Handicap International to expand demining operations in Laos
Handicap International is expanding its mine clearance activities in Laos to a fourth district.
Forty years after the end of the Vietnam war, cluster munitions and explosive remnants of war in Laos still claim an average of one victim per week. Handicap International has worked in the country since 1983 and is currently clearing mines in three districts, Nong, Sepone and Vilabuly, in the Savannakhet province in the east of Laos. In 2015 Phine will become the fourth district to benefit from demining.
Laos: It took three hours to diffuse this bomb, which was found near a village. | © Tim Dirven - Panos / Handicap International
The organisation is working to clear a total of 121 villages of mines and our teams act quickly whenever an explosive remnant of war is found. Two other demining operators are responsible for the remaining 109 villages.
10,000 villagers will benefit not only from the clearance activities, but also from risk education sessions where children make up 50% of participants.
Laos is the most densely mined country in the world. The statistics are chilling; in the first nine months of 2014, Handicap International destroyed almost 1,500 bombs.
The organisation relies on 10 intervention teams, each made up of 10 people.

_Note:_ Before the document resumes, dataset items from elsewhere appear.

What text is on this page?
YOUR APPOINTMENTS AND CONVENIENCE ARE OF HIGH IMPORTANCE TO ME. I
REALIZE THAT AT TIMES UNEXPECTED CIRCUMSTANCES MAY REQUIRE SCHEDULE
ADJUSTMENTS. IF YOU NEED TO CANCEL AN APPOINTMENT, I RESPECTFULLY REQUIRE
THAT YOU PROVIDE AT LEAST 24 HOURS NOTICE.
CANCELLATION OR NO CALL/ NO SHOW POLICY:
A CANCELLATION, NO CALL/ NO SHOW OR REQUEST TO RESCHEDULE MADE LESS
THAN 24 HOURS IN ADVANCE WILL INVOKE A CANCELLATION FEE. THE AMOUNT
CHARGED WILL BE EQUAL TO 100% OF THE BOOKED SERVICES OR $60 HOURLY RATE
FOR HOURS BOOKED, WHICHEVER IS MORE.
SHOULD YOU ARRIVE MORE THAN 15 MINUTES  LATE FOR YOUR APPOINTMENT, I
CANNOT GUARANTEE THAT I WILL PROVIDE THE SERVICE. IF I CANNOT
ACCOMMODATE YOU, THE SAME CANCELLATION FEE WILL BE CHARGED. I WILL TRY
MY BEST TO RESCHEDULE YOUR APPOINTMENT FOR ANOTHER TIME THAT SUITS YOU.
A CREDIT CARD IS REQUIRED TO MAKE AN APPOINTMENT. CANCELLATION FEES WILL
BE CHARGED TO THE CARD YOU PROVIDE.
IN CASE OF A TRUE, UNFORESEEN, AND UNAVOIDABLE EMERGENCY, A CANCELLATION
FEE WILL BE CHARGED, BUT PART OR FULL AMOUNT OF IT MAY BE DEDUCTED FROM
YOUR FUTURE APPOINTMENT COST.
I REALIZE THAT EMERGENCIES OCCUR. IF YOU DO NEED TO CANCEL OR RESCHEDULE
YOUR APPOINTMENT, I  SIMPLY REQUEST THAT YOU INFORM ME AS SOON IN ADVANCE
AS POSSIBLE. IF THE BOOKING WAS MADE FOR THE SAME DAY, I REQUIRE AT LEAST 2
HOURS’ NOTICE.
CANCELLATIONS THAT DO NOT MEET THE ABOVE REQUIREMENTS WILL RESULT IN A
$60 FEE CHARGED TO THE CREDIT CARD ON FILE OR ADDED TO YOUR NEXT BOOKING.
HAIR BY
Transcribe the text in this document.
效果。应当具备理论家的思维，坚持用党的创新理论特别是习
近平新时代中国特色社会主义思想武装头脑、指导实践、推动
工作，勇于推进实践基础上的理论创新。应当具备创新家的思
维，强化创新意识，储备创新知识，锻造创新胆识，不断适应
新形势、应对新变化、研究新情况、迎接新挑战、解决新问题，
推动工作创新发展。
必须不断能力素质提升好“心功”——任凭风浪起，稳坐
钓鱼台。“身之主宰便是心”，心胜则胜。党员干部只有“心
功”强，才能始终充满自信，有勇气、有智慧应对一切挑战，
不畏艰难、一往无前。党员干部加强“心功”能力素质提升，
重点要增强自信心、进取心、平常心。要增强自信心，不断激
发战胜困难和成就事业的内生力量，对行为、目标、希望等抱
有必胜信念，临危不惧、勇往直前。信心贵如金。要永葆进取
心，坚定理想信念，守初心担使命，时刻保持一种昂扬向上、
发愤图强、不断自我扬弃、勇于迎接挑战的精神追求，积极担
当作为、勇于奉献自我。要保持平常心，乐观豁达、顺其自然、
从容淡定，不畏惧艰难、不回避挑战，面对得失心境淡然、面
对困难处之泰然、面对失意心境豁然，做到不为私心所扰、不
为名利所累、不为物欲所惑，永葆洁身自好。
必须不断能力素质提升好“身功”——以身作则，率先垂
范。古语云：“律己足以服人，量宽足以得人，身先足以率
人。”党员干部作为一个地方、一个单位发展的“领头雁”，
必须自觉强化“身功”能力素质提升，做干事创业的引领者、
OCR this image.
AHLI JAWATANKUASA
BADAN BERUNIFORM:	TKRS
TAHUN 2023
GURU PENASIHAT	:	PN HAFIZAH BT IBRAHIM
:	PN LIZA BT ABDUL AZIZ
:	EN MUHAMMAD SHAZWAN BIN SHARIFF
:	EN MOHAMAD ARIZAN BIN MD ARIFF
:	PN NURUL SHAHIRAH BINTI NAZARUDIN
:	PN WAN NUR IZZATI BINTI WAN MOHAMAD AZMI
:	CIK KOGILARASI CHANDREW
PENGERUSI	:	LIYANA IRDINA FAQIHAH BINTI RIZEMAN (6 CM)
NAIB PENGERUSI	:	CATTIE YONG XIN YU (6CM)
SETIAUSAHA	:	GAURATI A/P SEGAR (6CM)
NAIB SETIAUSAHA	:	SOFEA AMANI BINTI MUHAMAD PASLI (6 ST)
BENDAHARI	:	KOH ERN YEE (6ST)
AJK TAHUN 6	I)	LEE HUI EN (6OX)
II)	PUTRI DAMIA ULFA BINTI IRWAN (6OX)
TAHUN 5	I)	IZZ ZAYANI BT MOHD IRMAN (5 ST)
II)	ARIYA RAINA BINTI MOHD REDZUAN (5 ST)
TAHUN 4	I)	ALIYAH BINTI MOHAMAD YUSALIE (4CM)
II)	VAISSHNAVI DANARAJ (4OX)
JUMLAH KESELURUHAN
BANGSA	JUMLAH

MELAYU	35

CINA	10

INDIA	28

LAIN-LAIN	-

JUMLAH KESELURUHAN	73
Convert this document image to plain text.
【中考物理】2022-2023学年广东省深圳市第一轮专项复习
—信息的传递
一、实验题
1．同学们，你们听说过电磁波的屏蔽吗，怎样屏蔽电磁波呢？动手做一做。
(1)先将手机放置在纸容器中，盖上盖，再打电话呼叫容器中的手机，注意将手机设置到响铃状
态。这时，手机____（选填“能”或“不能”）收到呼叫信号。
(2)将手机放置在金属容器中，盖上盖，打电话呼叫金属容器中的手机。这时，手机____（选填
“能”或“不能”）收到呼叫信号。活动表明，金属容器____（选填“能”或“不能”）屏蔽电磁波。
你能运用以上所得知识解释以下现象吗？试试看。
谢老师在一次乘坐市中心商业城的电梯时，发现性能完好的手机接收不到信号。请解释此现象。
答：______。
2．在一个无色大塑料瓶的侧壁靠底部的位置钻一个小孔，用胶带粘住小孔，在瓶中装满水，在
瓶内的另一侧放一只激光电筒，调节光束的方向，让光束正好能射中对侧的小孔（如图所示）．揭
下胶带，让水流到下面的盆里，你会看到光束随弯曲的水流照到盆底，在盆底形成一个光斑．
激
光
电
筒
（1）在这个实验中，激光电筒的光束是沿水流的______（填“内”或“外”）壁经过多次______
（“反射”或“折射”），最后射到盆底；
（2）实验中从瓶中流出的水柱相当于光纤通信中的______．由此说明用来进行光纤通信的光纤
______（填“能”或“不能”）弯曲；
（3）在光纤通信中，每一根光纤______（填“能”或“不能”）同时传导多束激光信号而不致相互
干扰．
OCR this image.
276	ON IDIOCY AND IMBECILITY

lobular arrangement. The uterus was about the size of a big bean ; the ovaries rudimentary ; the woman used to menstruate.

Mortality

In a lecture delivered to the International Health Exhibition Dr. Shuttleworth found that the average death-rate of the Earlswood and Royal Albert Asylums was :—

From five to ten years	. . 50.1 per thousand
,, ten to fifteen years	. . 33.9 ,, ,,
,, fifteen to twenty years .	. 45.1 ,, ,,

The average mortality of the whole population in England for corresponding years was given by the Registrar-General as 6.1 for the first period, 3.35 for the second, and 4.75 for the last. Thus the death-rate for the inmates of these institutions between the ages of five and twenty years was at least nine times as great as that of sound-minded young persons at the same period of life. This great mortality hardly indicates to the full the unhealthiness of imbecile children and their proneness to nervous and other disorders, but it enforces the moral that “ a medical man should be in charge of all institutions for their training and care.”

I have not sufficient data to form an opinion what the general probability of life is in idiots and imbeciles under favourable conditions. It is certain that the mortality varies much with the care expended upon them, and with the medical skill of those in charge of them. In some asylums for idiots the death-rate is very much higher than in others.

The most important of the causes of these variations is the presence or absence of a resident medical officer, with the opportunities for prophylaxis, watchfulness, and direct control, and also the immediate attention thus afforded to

The teams include six deminers. 3 teams carry out technical surveys using detectors, whilst another six teams carry out the mine clearance operations (minesweeping with metal detectors). The last team deals with emergency destructions. Handicap International also identifies new areas where clearance is needed. These are areas identified in surveys and through discussions with villagers, local authorities and other organisations.
These sites are then ranked in order of priority, based on two main criteria: "Firstly, the presence of explosive devices: we work on the basis that where one cluster munition has been identified, there must be others," explains Mélanie, Handicap International Head of Mission in Laos. "Secondly, the development projects planned for the area: if the village wants to build a school, we need to survey both the land earmarked for the project and adjacent areas which may also need to be cleared."
Each zone is revisited six months after the mine clearance operation to check that the community has reclaimed the area and is using the land for its intended purpose. Assessments carried out between 2012 and 2014 show that this does happen in 94% of cases.
"It is painstaking work," stresses Mélanie. "We have to work slowly and meticulously. The land we work on is often situated in rural locations, difficult to access, in relatively dense forests."
Releasing land back to communities can have a transformative impact on people’s lives. This is why Handicap International demining teams respond to requests for clearance from authorities building schools, health centres, roads etc. The association also works with other development organisations such as German Agro Action (GAA) an organisation implementing projects to extend paddy fields and create fish ponds and so may need our help to clear an area of land.
We are also supporting families on low incomes, or families with members who are mine victims or people with disabilities who want to develop an agricultural project - such as setting up a vegetable garden or paddy field - to clear the land where they want to implement these activities.